= 2024 pro-Palestinian strike in Spain =

A one-day strike action took place in Spain on 27 September 2024, led by the CGT trade union federation and multiple other organizations.

==Demands==
The stated reasons for the strike included actions of Israel such as denying the right of return to Palestinians and continued occupation of Palestinian territories; and both inaction and complicity of Spanish institutions, including the national governments, past and present, such as lack of trade sanctions against Israel and allowing continued sales of weapons to Israel.

The communiqué referred to the recognition of Palestine by the Spanish government, but described it as merely a symbolic act meant to temporarily satisfy and "demobilize" supporters of Palestine and delay the "implementation of real measures". The communiqué calls on the Spanish government to cut all diplomatic, commercial and military relations with Israel.

==Organizers and supporters==
The CGT (General Confederation of Labor) is a trade union federation in Spain that has around 100,000 members.

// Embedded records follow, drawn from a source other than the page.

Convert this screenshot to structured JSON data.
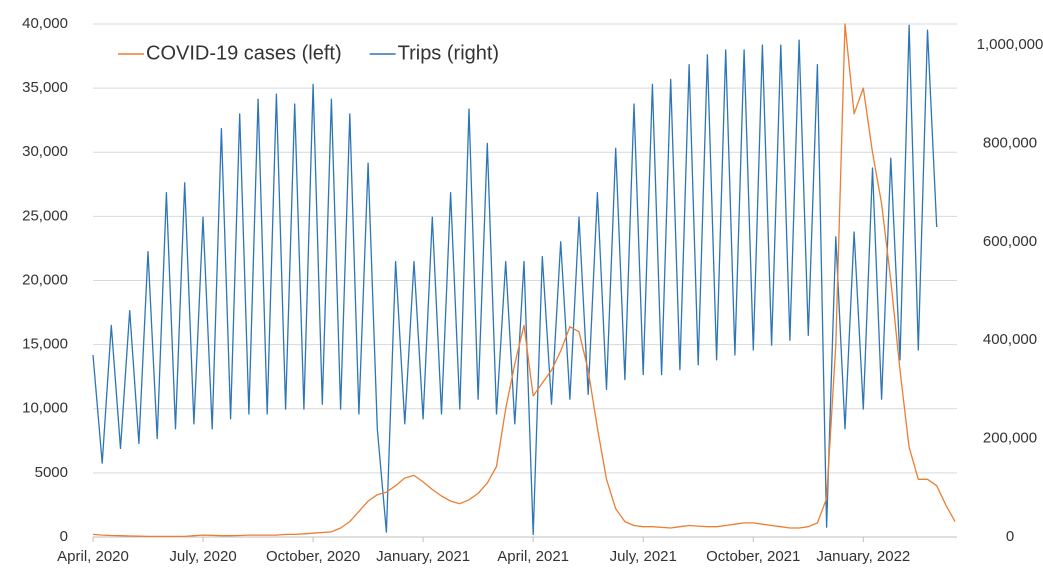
{
  "chart_data": {
    "type": "line",
    "categories": [
      "April, 2020",
      null,
      null,
      null,
      null,
      null,
      null,
      null,
      null,
      null,
      null,
      null,
      "July, 2020",
      null,
      null,
      null,
      null,
      null,
      null,
      null,
      null,
      null,
      null,
      null,
      "October, 2020",
      null,
      null,
      null,
      null,
      null,
      null,
      null,
      null,
      null,
      null,
      null,
      "January, 2021",
      null,
      null,
      null,
      null,
      null,
      null,
      null,
      null,
      null,
      null,
      null,
      "April, 2021",
      null,
      null,
      null,
      null,
      null,
      null,
      null,
      null,
      null,
      null,
      null,
      "July, 2021",
      null,
      null,
      null,
      null,
      null,
      null,
      null,
      null,
      null,
      null,
      null,
      "October, 2021",
      null,
      null,
      null,
      null,
      null,
      null,
      null,
      null,
      null,
      null,
      null,
      "January, 2022",
      null,
      null,
      null,
      null,
      null,
      null,
      null,
      null,
      null,
      null
    ],
    "series": [
      {
        "name": "Trips (right)",
        "color": "#2e75b6",
        "axis": "y2",
        "values": [
          370000,
          150000,
          430000,
          180000,
          460000,
          190000,
          580000,
          200000,
          700000,
          220000,
          720000,
          230000,
          650000,
          220000,
          830000,
          240000,
          860000,
          250000,
          890000,
          250000,
          900000,
          260000,
          880000,
          260000,
          920000,
          270000,
          890000,
          260000,
          860000,
          250000,
          760000,
          220000,
          10000,
          560000,
          230000,
          560000,
          240000,
          650000,
          250000,
          700000,
          260000,
          870000,
          280000,
          800000,
          250000,
          560000,
          230000,
          560000,
          5000,
          570000,
          270000,
          600000,
          280000,
          650000,
          290000,
          700000,
          300000,
          790000,
          320000,
          880000,
          330000,
          920000,
          330000,
          930000,
          340000,
          960000,
          350000,
          980000,
          360000,
          990000,
          370000,
          990000,
          380000,
          1000000,
          390000,
          1000000,
          400000,
          1010000,
          410000,
          960000,
          20000,
          610000,
          220000,
          620000,
          260000,
          750000,
          280000,
          770000,
          360000,
          1040000,
          380000,
          1030000,
          630000,
          null,
          null
        ]
      },
      {
        "name": "COVID-19 cases (left)",
        "color": "#ed7d31",
        "values": [
          200,
          150,
          120,
          100,
          80,
          60,
          50,
          50,
          50,
          50,
          50,
          100,
          150,
          130,
          100,
          100,
          120,
          150,
          150,
          150,
          150,
          200,
          200,
          250,
          300,
          350,
          400,
          700,
          1200,
          2000,
          2800,
          3300,
          3500,
          4000,
          4600,
          4800,
          4300,
          3700,
          3200,
          2800,
          2600,
          2900,
          3400,
          4200,
          5500,
          10000,
          13500,
          16500,
          11000,
          12000,
          13000,
          14500,
          16400,
          16000,
          13000,
          8500,
          4500,
          2200,
          1200,
          900,
          800,
          800,
          750,
          700,
          800,
          900,
          850,
          800,
          800,
          900,
          1000,
          1100,
          1100,
          1000,
          900,
          800,
          700,
          700,
          800,
          1100,
          3000,
          15000,
          40000,
          33000,
          35000,
          30000,
          26000,
          20000,
          13000,
          7000,
          4500,
          4500,
          4000,
          2500,
          1200
        ]
      }
    ],
    "ylim": [
      0,
      40000
    ],
    "yticks": [
      0,
      5000,
      {
        "value": 10000,
        "label": "10,000"
      },
      {
        "value": 15000,
        "label": "15,000"
      },
      {
        "value": 20000,
        "label": "20,000"
      },
      {
        "value": 25000,
        "label": "25,000"
      },
      {
        "value": 30000,
        "label": "30,000"
      },
      {
        "value": 35000,
        "label": "35,000"
      },
      {
        "value": 40000,
        "label": "40,000"
      }
    ],
    "y2lim": [
      0,
      1042700
    ],
    "y2ticks": [
      0,
      {
        "value": 200000,
        "label": "200,000"
      },
      {
        "value": 400000,
        "label": "400,000"
      },
      {
        "value": 600000,
        "label": "600,000"
      },
      {
        "value": 800000,
        "label": "800,000"
      },
      {
        "value": 1000000,
        "label": "1,000,000"
      }
    ],
    "grid": true,
    "legend": "top-left"
  }
}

Its views are anarcho-syndicalist.

The CGT called for a general strike and was joined by multiple other organizations including the left-wing student union Sindicato de Estudiantes. Large trade unions UGT and CCOO (about 1 million members each) did not join the strike.

==Tactics==
Strike tactics included picketing and street marches.

The CGT estimated that around 20,000 people took part in "pickets and actions" during the morning of 27 September 2024.

Street marches took place in various localities across Spain during the afternoon. Those in Barcelona and Madrid were joined by 4500 and 6000 people, respectively, according to the authorities. The CGT claimed that the combined number of protesters in all the localities where protests took place was nearly 150,000.